A estrela de Priscila brilhou mais forte aos 52 minutos da segunda etapa, com belo chute no ângulo da goleira Chika Hirao. A vitória diante do forte adversário na Neo Química Arena, no entanto, não esconde os problemas que Arthur Elias ainda precisa resolver na Seleção Feminina. De fato, o tempo ainda é muito curto para análises mais profundas, visto que estamos apenas no terceiro jogo desse novo ciclo. Por outro lado, o treinador do escrete canarinho já começa a obter algumas conclusões.

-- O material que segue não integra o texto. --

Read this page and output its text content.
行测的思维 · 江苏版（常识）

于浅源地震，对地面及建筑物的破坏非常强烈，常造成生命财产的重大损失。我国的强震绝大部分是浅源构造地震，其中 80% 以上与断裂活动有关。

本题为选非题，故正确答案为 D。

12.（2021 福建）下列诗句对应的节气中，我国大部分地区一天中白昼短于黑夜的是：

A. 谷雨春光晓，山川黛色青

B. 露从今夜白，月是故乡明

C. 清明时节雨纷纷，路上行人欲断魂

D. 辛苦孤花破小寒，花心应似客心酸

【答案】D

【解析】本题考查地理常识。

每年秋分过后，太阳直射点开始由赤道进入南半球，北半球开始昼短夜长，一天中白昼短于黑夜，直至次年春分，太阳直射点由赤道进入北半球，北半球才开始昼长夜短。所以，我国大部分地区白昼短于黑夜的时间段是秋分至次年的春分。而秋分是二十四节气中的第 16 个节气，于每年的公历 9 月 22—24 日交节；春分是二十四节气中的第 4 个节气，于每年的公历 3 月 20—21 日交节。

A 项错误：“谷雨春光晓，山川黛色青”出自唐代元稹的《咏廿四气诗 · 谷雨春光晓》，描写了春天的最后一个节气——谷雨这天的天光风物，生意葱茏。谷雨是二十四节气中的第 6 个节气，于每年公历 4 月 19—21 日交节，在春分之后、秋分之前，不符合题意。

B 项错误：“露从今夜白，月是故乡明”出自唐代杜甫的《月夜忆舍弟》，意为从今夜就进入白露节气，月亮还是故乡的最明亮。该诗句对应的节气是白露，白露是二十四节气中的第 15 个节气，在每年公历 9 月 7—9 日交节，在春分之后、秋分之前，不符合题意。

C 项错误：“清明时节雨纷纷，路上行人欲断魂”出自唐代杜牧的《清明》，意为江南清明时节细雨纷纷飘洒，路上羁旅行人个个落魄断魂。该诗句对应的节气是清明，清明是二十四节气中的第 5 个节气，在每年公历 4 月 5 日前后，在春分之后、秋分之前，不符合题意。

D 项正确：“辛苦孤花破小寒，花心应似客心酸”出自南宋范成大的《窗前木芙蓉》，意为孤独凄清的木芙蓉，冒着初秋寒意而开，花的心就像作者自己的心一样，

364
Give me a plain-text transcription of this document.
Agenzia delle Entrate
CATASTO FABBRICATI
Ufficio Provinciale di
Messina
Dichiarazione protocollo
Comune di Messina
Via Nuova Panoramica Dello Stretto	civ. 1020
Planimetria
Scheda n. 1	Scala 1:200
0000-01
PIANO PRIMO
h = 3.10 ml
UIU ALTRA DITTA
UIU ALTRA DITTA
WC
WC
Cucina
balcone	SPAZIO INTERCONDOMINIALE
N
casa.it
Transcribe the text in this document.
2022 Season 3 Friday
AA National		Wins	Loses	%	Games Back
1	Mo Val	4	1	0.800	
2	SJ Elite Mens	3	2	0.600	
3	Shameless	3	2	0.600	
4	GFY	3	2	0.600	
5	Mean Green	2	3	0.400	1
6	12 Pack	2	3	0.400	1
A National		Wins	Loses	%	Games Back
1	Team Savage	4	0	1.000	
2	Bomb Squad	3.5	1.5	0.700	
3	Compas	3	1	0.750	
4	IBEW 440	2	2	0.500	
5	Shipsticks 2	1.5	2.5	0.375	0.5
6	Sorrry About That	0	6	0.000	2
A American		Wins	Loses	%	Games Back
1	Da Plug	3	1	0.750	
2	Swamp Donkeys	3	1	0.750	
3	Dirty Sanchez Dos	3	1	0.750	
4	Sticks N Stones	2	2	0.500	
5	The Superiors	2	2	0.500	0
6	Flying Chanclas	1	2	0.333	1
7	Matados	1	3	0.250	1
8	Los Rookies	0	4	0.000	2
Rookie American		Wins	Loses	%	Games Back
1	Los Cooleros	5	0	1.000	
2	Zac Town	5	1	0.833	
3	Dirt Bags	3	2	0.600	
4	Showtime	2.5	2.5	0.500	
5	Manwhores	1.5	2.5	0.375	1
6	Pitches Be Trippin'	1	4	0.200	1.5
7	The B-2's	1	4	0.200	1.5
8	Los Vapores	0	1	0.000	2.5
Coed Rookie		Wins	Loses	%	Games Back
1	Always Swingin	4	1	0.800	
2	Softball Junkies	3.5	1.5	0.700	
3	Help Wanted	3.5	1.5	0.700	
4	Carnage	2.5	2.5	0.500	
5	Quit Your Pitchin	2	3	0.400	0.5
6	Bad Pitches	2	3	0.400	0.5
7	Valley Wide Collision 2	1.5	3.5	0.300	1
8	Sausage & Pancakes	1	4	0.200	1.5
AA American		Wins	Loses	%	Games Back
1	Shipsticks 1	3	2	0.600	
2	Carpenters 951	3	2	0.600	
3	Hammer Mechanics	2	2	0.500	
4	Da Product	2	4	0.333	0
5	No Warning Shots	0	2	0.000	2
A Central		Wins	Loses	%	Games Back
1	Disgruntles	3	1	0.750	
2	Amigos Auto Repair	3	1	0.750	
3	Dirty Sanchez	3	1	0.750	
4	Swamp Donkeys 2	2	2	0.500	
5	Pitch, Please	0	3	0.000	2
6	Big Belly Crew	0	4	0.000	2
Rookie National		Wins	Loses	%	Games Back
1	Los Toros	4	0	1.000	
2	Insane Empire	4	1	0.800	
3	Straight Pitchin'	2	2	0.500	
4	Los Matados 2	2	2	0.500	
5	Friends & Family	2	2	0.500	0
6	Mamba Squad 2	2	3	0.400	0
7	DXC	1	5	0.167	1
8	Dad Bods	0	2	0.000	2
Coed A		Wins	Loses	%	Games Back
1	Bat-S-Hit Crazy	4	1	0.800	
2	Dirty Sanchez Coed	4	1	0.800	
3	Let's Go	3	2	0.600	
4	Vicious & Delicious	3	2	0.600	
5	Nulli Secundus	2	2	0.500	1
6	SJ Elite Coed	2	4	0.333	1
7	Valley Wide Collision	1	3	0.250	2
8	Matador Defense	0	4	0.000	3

A mais óbvia delas (na opinião deste que escreve) está no fato de que seu estilo mais agressivo de jogo precisa ser executado por jogadoras que vençam duelos e que joguem com muita intensidade.

Isso, por si só, já exclui algumas jogadoras que vinham fazendo parte dos últimos ciclos, seja pela idade ou pela impossibilidade de manter essa pegada exigida por Arthur Elias. O momento de arriscar e de fazer testes na Seleção Feminina (apesar do ciclo mais curto) é esse. Corrigir a rota enquanto ainda há tempo para tal é o caminho para que a equipe brasileira mantenha a competitividade em níveis altos para continuar sonhando alto. Principalmente com uma medalha olímpica em Paris 2024, grande objetivo dessa comissão técnica.